I have always preferred to use SQL versus SAS syntax because of the wider usage of SQL for general data manipulation. However, I have heard that the SAS update statement is much more efficient than SQL for updates, so I wrote a test case to verify.
Sure enough, the SAS update statement is several orders of magnitude faster when updating roughly 5,000 rows from one table to a 100,000 row table.

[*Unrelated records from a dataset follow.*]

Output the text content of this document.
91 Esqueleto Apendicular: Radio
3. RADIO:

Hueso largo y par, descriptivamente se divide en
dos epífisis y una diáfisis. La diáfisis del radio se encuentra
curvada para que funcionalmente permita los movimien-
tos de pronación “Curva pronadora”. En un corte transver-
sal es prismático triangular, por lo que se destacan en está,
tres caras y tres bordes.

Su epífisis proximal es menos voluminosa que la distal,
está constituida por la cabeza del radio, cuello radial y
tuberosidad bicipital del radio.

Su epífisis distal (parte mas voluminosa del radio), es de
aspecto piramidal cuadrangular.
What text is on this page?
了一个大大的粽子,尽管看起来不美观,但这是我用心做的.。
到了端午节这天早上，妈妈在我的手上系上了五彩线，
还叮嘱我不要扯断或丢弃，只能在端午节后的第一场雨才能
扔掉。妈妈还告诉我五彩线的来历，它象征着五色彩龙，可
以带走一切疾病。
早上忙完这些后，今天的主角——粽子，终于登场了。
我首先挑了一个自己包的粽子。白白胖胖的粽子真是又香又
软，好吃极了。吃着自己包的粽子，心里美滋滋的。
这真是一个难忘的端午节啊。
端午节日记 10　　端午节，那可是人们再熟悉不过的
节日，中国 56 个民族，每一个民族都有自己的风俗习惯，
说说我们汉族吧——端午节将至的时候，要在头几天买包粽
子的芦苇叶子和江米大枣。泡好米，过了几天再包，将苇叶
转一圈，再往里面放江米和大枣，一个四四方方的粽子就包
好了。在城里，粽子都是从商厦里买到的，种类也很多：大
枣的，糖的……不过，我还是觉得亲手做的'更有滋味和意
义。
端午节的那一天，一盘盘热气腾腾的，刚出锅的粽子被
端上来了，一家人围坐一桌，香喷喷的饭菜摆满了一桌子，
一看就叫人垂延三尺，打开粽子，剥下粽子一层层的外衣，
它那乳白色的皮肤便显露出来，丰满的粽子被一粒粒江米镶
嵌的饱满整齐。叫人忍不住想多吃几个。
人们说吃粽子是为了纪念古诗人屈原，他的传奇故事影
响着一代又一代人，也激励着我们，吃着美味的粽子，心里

data sample ; do id = 1 to 100000 ; lname = 'Smith' ; output ; end ; run ; data upd ; set sample ; if ranuni( 1 ) <= .05 then do ; lname = 'Jones' ; output ; end ; run ; data sample ; update sample upd ; by id ; run ; proc sql ; update sample s set lname = ( select lname from upd u where u.id = s.id ) where id in ( select id from upd u ) ; quit ; proc sql ; update sample s set lname = ( select lname from upd u where u.id = s.id ) where exists ( select * from upd u where u.id = s.id ) ; quit ;
See also: Update Statement, Updating a Table with Values from Another Table
Thank you so much for sharing this wonderful information. I find this very useful and informative. keep up this good work.
ReplyDeleteSAS training in Chennai
Thats a big difference!
ReplyDeleteThe SQL-code is explicit about which column is being updated, and which column the values come from. On the other hand, the data step is implicitly referring to all columns (I guess). How do I make the data step explicit about which columns are being updated from which source column?